Most people are familiar with the overwhelming problems faced by the people of Haiti after the earthquake in January. Images of the destroyed city of Port au Prince give a sense of the work that will be needed to rebuild that society.
It isn’t only the people in the city who are struggling, and not all the work is a matter of reconstructing fallen infrastructure. The rural areas have very little infrastructure to begin with, and the basic sustainability of the natural environment is in question.
Columbia Water Center research scientist Lior Asaf is working in Haiti to understand the existing environmental conditions, and look for ways to improve people’s lives for the long term. He is working with an Earth Institute, Center for International Earth Science Network (CIESN), program called the Haiti Regeneration Project, which also involves the United Nations Environment Programme and Hatian partners.
This watershed management project will take a long-term approach, 20 years in fact, to find sustainable solutions to the problems faced by rural Hatians, and is made up of an interdisciplinary team working in reforestation, agro-forestry, sustainable energy, and flood risk management. One part of the project focuses on the Port Piment watershed basin on the southwestern end of the island. The main town of Port a Piment is a seven hour drive from Port au Prince, and is the only part of the area with road access.
Asaf, who traveled to Haiti for ten days in April, says, “I work in the hydrology area, to determine climatic abilities as well as monitoring the water situation, like flood protection, soil erosion. We did a survey of the entire water shed, measurement of water quality and stream discharge, and established a monitoring network,including rain gauges in 4 locations in the watershed, three of them in quite remote locations. The one in Port a Piment itself actually transfers data to a satellite.”

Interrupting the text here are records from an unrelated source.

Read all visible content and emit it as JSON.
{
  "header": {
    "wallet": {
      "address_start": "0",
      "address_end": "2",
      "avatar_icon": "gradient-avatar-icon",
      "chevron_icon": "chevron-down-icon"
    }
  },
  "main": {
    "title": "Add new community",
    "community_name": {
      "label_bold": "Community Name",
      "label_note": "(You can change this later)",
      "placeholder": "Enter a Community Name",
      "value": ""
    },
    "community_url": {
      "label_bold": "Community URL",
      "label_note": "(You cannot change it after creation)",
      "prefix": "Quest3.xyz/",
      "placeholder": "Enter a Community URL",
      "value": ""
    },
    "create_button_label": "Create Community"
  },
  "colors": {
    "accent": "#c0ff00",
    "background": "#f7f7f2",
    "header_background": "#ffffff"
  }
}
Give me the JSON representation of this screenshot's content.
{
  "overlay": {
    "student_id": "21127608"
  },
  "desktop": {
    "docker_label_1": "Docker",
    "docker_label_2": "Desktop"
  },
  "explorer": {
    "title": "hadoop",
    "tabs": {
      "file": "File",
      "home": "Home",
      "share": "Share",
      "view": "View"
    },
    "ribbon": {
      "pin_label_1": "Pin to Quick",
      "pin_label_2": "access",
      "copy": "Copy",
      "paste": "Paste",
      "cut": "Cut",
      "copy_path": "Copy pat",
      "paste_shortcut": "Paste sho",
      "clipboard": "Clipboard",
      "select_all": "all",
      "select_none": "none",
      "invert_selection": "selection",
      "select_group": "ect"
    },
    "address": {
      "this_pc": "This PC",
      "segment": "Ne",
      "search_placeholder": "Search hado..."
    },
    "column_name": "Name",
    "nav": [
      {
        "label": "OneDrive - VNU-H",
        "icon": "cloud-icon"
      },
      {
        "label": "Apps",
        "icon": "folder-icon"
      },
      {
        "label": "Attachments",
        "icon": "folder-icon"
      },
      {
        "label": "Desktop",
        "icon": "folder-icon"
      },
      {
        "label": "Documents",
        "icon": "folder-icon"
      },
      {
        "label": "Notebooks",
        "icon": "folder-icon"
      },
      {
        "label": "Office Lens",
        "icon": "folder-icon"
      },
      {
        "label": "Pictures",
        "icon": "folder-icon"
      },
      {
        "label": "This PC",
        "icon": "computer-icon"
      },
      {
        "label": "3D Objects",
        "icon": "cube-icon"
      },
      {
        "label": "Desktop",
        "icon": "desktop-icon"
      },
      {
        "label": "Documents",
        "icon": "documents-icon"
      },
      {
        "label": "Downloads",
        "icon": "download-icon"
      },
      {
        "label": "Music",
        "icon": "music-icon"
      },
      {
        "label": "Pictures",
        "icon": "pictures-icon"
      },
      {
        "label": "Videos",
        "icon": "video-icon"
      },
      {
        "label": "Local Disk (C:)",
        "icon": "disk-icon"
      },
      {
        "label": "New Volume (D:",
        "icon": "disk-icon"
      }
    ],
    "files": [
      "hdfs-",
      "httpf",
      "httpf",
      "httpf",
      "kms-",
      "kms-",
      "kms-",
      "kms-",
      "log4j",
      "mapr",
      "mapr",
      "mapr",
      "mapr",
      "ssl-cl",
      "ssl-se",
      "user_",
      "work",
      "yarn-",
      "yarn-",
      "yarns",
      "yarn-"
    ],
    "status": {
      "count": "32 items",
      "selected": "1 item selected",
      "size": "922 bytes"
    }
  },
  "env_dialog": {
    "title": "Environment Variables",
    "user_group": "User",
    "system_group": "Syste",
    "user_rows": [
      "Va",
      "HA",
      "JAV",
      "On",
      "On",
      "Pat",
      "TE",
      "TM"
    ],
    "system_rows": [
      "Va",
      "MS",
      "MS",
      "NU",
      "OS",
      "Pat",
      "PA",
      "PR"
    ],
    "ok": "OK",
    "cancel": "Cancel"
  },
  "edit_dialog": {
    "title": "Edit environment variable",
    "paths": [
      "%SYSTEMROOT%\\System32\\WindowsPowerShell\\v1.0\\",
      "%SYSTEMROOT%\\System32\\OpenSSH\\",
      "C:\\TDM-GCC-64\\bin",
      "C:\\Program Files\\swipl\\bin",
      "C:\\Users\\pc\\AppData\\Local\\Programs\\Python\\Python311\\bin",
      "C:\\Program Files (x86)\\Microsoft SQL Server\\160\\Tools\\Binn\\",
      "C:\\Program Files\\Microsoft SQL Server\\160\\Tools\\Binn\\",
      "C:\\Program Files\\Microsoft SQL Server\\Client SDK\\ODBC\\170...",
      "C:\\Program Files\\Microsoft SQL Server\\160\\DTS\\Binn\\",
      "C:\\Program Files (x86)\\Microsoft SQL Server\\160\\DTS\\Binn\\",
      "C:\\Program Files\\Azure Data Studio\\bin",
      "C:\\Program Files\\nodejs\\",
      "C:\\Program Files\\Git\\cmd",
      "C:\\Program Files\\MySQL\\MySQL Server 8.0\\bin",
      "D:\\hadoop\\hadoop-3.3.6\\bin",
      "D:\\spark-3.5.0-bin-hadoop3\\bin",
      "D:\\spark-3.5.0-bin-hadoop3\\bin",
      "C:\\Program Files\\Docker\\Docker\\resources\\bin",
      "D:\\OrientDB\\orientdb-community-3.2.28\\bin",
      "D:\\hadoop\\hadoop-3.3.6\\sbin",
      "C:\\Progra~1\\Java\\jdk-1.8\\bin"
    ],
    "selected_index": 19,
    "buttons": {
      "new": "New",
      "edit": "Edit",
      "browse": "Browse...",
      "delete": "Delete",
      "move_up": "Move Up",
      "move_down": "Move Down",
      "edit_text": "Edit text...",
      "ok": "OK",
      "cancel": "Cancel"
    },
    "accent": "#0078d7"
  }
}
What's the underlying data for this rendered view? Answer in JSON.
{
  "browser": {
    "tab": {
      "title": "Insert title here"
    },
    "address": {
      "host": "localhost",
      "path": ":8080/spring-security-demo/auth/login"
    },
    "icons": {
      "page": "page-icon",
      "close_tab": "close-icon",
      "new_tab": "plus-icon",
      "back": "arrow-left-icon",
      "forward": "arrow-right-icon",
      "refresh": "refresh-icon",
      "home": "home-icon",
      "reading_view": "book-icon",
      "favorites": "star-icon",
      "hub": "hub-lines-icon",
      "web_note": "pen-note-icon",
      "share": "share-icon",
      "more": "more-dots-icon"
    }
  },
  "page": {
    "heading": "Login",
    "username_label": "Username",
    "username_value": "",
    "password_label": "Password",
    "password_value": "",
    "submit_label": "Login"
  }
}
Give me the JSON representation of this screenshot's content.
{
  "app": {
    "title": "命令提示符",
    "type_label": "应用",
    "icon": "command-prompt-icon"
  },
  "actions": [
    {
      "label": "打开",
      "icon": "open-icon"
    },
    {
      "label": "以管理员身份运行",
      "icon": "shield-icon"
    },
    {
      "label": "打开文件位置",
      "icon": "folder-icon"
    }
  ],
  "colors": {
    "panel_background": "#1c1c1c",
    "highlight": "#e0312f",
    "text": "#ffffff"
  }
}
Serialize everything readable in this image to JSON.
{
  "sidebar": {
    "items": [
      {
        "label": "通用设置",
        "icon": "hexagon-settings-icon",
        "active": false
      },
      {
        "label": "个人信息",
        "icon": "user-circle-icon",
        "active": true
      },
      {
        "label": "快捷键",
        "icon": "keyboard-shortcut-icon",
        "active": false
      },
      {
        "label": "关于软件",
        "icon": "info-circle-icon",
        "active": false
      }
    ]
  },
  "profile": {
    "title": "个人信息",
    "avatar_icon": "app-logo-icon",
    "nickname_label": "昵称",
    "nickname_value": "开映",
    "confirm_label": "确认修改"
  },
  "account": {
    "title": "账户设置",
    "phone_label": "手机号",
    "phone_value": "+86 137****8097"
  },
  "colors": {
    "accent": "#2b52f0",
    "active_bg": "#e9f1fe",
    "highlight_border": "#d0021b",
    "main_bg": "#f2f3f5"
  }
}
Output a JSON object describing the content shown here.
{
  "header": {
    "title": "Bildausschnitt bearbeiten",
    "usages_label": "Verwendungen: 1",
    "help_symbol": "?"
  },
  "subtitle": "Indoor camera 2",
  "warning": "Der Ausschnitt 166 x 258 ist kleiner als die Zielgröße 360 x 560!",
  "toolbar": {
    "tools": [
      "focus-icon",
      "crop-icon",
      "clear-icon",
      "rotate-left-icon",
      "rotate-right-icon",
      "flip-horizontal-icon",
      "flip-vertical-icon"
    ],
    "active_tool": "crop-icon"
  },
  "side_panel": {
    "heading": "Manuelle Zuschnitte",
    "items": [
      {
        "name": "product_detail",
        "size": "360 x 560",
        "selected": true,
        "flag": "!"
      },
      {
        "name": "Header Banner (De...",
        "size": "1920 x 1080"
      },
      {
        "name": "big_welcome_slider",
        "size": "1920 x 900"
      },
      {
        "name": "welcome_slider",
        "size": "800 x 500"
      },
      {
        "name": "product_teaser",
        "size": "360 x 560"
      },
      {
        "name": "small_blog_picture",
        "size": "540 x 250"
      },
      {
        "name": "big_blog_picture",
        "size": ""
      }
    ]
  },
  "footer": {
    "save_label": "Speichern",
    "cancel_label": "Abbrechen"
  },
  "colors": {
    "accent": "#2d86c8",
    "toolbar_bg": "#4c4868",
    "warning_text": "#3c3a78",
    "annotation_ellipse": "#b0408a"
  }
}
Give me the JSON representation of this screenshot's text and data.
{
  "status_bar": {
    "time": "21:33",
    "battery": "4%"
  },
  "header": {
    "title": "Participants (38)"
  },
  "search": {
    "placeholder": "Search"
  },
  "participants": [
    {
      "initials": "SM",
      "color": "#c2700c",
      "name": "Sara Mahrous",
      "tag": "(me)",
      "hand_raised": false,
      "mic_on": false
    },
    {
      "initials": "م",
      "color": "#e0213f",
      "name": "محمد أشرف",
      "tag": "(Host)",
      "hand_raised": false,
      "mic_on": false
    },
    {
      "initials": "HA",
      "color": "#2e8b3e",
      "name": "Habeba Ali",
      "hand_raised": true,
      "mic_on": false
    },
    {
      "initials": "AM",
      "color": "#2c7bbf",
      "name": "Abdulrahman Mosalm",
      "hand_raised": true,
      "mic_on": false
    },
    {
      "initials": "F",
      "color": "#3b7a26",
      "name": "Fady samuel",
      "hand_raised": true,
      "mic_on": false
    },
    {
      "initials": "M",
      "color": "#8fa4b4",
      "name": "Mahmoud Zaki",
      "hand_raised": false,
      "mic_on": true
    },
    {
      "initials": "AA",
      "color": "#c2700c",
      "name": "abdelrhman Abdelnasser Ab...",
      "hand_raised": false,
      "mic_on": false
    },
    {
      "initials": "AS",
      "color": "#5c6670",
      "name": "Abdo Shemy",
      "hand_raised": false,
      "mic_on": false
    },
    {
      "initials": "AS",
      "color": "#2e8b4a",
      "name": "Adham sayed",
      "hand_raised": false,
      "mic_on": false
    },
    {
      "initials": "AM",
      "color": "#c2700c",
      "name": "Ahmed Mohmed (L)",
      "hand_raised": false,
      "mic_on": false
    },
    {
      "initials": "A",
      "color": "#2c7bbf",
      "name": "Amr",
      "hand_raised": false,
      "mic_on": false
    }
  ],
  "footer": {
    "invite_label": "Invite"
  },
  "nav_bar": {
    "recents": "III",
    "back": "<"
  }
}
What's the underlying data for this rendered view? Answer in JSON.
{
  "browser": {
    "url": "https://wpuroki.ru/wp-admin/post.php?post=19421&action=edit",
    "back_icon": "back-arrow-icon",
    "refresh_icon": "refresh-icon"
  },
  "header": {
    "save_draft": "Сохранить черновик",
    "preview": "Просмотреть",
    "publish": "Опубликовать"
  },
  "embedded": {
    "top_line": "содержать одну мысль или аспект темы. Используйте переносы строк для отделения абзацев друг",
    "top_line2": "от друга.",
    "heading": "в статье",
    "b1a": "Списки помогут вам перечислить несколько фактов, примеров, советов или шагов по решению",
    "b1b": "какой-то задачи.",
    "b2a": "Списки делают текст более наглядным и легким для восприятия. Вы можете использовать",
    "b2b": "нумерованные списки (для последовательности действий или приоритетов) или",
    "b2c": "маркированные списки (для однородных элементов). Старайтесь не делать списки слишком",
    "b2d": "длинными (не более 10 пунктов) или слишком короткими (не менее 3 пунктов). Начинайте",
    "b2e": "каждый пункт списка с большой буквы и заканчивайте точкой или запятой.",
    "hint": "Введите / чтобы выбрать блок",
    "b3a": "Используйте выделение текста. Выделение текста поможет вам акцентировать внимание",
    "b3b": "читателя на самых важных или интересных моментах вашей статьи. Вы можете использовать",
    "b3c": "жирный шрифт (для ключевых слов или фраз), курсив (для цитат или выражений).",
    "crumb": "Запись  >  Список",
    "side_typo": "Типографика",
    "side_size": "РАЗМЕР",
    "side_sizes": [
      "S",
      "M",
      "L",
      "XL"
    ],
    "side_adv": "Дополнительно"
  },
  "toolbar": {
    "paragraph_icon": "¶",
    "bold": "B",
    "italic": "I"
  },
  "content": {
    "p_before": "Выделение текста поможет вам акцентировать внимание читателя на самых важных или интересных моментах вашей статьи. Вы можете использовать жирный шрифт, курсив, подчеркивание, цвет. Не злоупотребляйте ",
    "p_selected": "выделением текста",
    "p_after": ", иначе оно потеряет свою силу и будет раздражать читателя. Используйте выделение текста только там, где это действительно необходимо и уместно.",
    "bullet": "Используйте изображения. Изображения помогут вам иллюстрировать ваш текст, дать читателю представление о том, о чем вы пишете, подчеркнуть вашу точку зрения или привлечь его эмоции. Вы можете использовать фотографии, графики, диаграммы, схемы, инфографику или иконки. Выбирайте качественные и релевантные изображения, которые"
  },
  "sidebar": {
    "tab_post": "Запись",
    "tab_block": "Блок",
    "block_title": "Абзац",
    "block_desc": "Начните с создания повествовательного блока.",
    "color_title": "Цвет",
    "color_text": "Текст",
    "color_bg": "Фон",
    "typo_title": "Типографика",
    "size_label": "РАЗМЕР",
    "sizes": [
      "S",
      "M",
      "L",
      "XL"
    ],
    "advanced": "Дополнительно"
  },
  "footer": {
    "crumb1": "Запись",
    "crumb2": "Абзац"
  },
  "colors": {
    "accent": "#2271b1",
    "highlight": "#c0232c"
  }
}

He found a very serious situation. “There is severe soil erosion. The river is actually expanding in the floodplain. You have houses and agricultural areas that are near the embankments of the river, and now they are losing the land in places. People who live by the river are very concerned. They told us that in the last 10 years it has been losing 5 to 10 meters every year.”
The soil erosion on the floodplain is so extensive, he says, “Because they’ve cut most of the vegetation. There’s nothing to hold the water. There’s no trees, no vegetation. When you have more severe storms, there’s more discharge and you have more erosion by the rivers.”
“There is no soil conservation practice. Everywhere people work the land. There’s almost no area that is not under cultivation.”
“You can see gullies starting. Once it starts, it never stops. You can see how the land is actually washed away. For the long term, they’re just going to be losing more and more soil.
“This is not sustainable agriculture. Their crop yields are going down, they’re losing soil fertility. This is not just where we are working, this is the entire country. There’s now no tree cover, in comparison with the Dominican Republic, where there is still 30% treecover left.
“Another issue is access to safe water. Each family in the village gets their water mainly either at streams or springs. There’s no protection for the springs. They just come and get water with jerry cans. Most of the water that I tested was contaminated.”
In Port a Piment, he says, “We’re installing the satellite linked station. It doesn’t measure just rain. It records wind velocity, wind direction, rain intensity and accumulation, humidity, soil temperature. It’s all transmitted directly to the satellite, and you don’t have to go back to collect the data.
Asaf will be travelling back to Haiti in July to continue the study and retrieve data from the tiny computers attached to the inland monitoring stations.
The Haiti Regeneration Project is undergoing a reorientation process following the earthquake, and the web site is under development.